Decision to Bar Students from Opportunity Scholarship Program is of Deep Concern

April 13, 2009

The decision by U.S. Secretary of Education Arne Duncan to prohibit eligible low-income DC children from participating in a congressionally-approved federal scholarship program next fall is deeply concerning, said the superintendent of schools for the Archdiocese of Washington. The DC Opportunity Scholarship Program provides low-income children with up to $7,500 to attend a non-public school, and has been funded by Congress through the 2009-10 school year.

In a letter to the Washington Scholarship Fund, the organization that administers the scholarship program, Secretary Duncan barred new students from entering the popular program. His directive came just days after a study released by the Department of Education reported statistically-significant academic progress by students currently in the program as well as high parent satisfaction.

“Congress authorized $14 million for school year 2009-10 to assist low-income families in the District of Columbia who would like to send their children to a non-public school. Secretary Duncan’s decision to ban new students from entering the program means federal money designated by Congress to help poor families will go unused. It is unfortunate and sad that poor families, who received eligibility letters, would now be denied access to funds appropriated by Congress for them,” said Patricia Weitzel-O’Neill, Ph.D., superintendent of Catholic schools.

Students currently in the program will be able to continue receiving scholarships through next year (2009-10), but their educational future is uncertain after that. If Congress does not authorize new funding for future years, the approximately 1,700 children who are receiving Opportunity Scholarships could be forced to leave their schools and return to DC public schools. For 86 percent of the children, whose average family income is just $24,000, that would be a school that is underperforming according to No Child Left Behind.

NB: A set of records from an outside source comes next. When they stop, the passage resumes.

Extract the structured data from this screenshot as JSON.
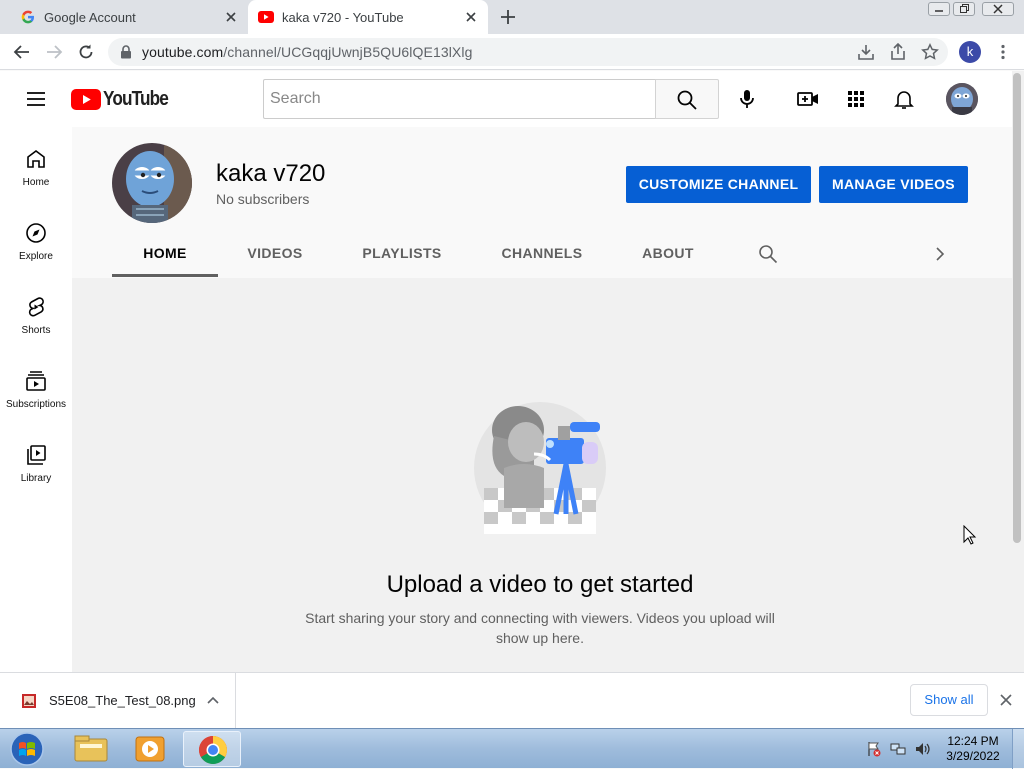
{
  "browser": {
    "tabs": [
      {
        "title": "Google Account"
      },
      {
        "title": "kaka v720 - YouTube"
      }
    ],
    "url_host": "youtube.com",
    "url_path": "/channel/UCGqqjUwnjB5QU6lQE13lXlg",
    "profile_initial": "k"
  },
  "masthead": {
    "logo_text": "YouTube",
    "search_placeholder": "Search"
  },
  "sidebar": {
    "items": [
      {
        "label": "Home"
      },
      {
        "label": "Explore"
      },
      {
        "label": "Shorts"
      },
      {
        "label": "Subscriptions"
      },
      {
        "label": "Library"
      }
    ]
  },
  "channel": {
    "name": "kaka v720",
    "subscribers": "No subscribers",
    "customize_label": "CUSTOMIZE CHANNEL",
    "manage_label": "MANAGE VIDEOS",
    "tabs": [
      "HOME",
      "VIDEOS",
      "PLAYLISTS",
      "CHANNELS",
      "ABOUT"
    ]
  },
  "empty_state": {
    "title": "Upload a video to get started",
    "description": "Start sharing your story and connecting with viewers. Videos you upload will show up here."
  },
  "downloads": {
    "file_name": "S5E08_The_Test_08.png",
    "show_all_label": "Show all"
  },
  "taskbar": {
    "time": "12:24 PM",
    "date": "3/29/2022"
  },
  "colors": {
    "accent_blue": "#065fd4",
    "youtube_red": "#ff0000"
  }
}
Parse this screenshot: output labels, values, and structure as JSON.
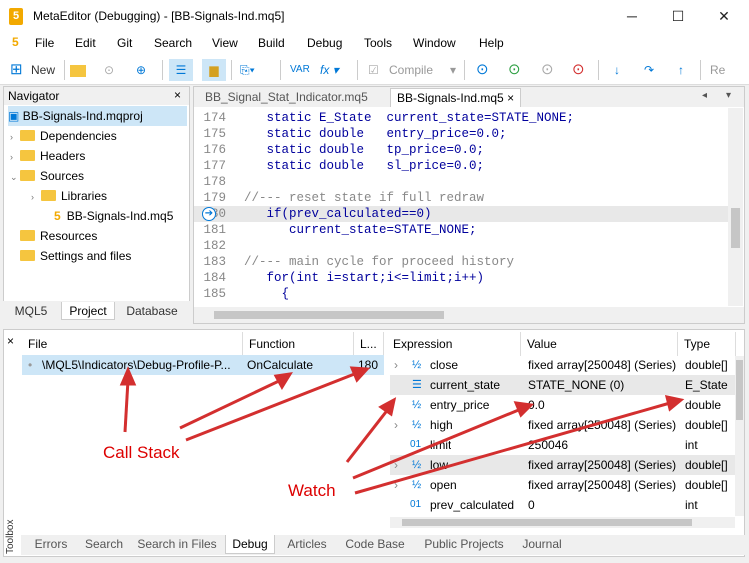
{
  "window": {
    "title": "MetaEditor (Debugging) - [BB-Signals-Ind.mq5]",
    "app_icon": "5"
  },
  "controls": {
    "minimize": "─",
    "maximize": "☐",
    "close": "✕"
  },
  "menu": [
    "File",
    "Edit",
    "Git",
    "Search",
    "View",
    "Build",
    "Debug",
    "Tools",
    "Window",
    "Help"
  ],
  "toolbar": {
    "new_label": "New",
    "compile_label": "Compile",
    "re_label": "Re"
  },
  "navigator": {
    "title": "Navigator",
    "close": "×",
    "items": [
      {
        "label": "BB-Signals-Ind.mqproj"
      },
      {
        "label": "Dependencies"
      },
      {
        "label": "Headers"
      },
      {
        "label": "Sources"
      },
      {
        "label": "Libraries"
      },
      {
        "label": "BB-Signals-Ind.mq5"
      },
      {
        "label": "Resources"
      },
      {
        "label": "Settings and files"
      }
    ],
    "tabs": [
      "MQL5",
      "Project",
      "Database"
    ]
  },
  "editor": {
    "tabs": [
      "BB_Signal_Stat_Indicator.mq5",
      "BB-Signals-Ind.mq5"
    ],
    "lines": [
      {
        "n": "174",
        "code": "   static E_State  current_state=STATE_NONE;"
      },
      {
        "n": "175",
        "code": "   static double   entry_price=0.0;"
      },
      {
        "n": "176",
        "code": "   static double   tp_price=0.0;"
      },
      {
        "n": "177",
        "code": "   static double   sl_price=0.0;"
      },
      {
        "n": "178",
        "code": ""
      },
      {
        "n": "179",
        "code": "//--- reset state if full redraw"
      },
      {
        "n": "180",
        "code": "   if(prev_calculated==0)"
      },
      {
        "n": "181",
        "code": "      current_state=STATE_NONE;"
      },
      {
        "n": "182",
        "code": ""
      },
      {
        "n": "183",
        "code": "//--- main cycle for proceed history"
      },
      {
        "n": "184",
        "code": "   for(int i=start;i<=limit;i++)"
      },
      {
        "n": "185",
        "code": "     {"
      }
    ]
  },
  "callstack": {
    "headers": [
      "File",
      "Function",
      "L..."
    ],
    "row": {
      "file": "\\MQL5\\Indicators\\Debug-Profile-P...",
      "function": "OnCalculate",
      "line": "180"
    }
  },
  "watch": {
    "headers": [
      "Expression",
      "Value",
      "Type"
    ],
    "rows": [
      {
        "expr": "close",
        "value": "fixed array[250048] (Series)",
        "type": "double[]"
      },
      {
        "expr": "current_state",
        "value": "STATE_NONE (0)",
        "type": "E_State"
      },
      {
        "expr": "entry_price",
        "value": "0.0",
        "type": "double"
      },
      {
        "expr": "high",
        "value": "fixed array[250048] (Series)",
        "type": "double[]"
      },
      {
        "expr": "limit",
        "value": "250046",
        "type": "int"
      },
      {
        "expr": "low",
        "value": "fixed array[250048] (Series)",
        "type": "double[]"
      },
      {
        "expr": "open",
        "value": "fixed array[250048] (Series)",
        "type": "double[]"
      },
      {
        "expr": "prev_calculated",
        "value": "0",
        "type": "int"
      }
    ]
  },
  "bottom_tabs": [
    "Errors",
    "Search",
    "Search in Files",
    "Debug",
    "Articles",
    "Code Base",
    "Public Projects",
    "Journal"
  ],
  "toolbox_label": "Toolbox",
  "annotations": {
    "call_stack": "Call Stack",
    "watch": "Watch"
  },
  "colors": {
    "accent": "#0078d7",
    "annotation": "#d32f2f"
  }
}
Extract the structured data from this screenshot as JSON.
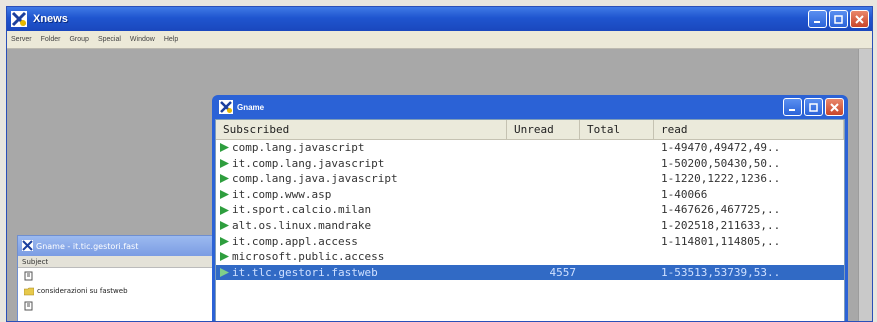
{
  "app": {
    "title": "Xnews"
  },
  "menu": [
    "Server",
    "Folder",
    "Group",
    "Special",
    "Window",
    "Help"
  ],
  "background_window": {
    "title": "Gname - it.tic.gestori.fast",
    "column_header": "Subject",
    "rows": [
      {
        "text": ""
      },
      {
        "text": "considerazioni su fastweb"
      },
      {
        "text": ""
      }
    ]
  },
  "groups_window": {
    "title": "Gname",
    "columns": [
      "Subscribed",
      "Unread",
      "Total",
      "read"
    ],
    "rows": [
      {
        "name": "comp.lang.javascript",
        "unread": "",
        "total": "",
        "read": "1-49470,49472,49.."
      },
      {
        "name": "it.comp.lang.javascript",
        "unread": "",
        "total": "",
        "read": "1-50200,50430,50.."
      },
      {
        "name": "comp.lang.java.javascript",
        "unread": "",
        "total": "",
        "read": "1-1220,1222,1236.."
      },
      {
        "name": "it.comp.www.asp",
        "unread": "",
        "total": "",
        "read": "1-40066"
      },
      {
        "name": "it.sport.calcio.milan",
        "unread": "",
        "total": "",
        "read": "1-467626,467725,.."
      },
      {
        "name": "alt.os.linux.mandrake",
        "unread": "",
        "total": "",
        "read": "1-202518,211633,.."
      },
      {
        "name": "it.comp.appl.access",
        "unread": "",
        "total": "",
        "read": "1-114801,114805,.."
      },
      {
        "name": "microsoft.public.access",
        "unread": "",
        "total": "",
        "read": ""
      },
      {
        "name": "it.tlc.gestori.fastweb",
        "unread": "4557",
        "total": "",
        "read": "1-53513,53739,53..",
        "selected": true
      }
    ]
  },
  "colors": {
    "titlebar": "#2b62d6",
    "selection": "#316ac5",
    "group_icon": "#2e9e3e"
  },
  "icons": {
    "group": "green-arrow-icon",
    "folder": "folder-icon",
    "post": "post-icon"
  }
}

Of the 1,700 children in the program now, 879 attend a Catholic elementary or high school. The Archdiocese of Washington is committed to doing all that it can to urge reauthorization of the Opportunity Scholarship Program because the program has been so successful, as the recent U.S. Department of Education study showed. Already over the past month, the archdiocese has reached out to Secretary Duncan; Michelle Rhee, chancellor of the DC Public Schools; and federal and local officials about the importance of continuing this program. Those efforts will continue.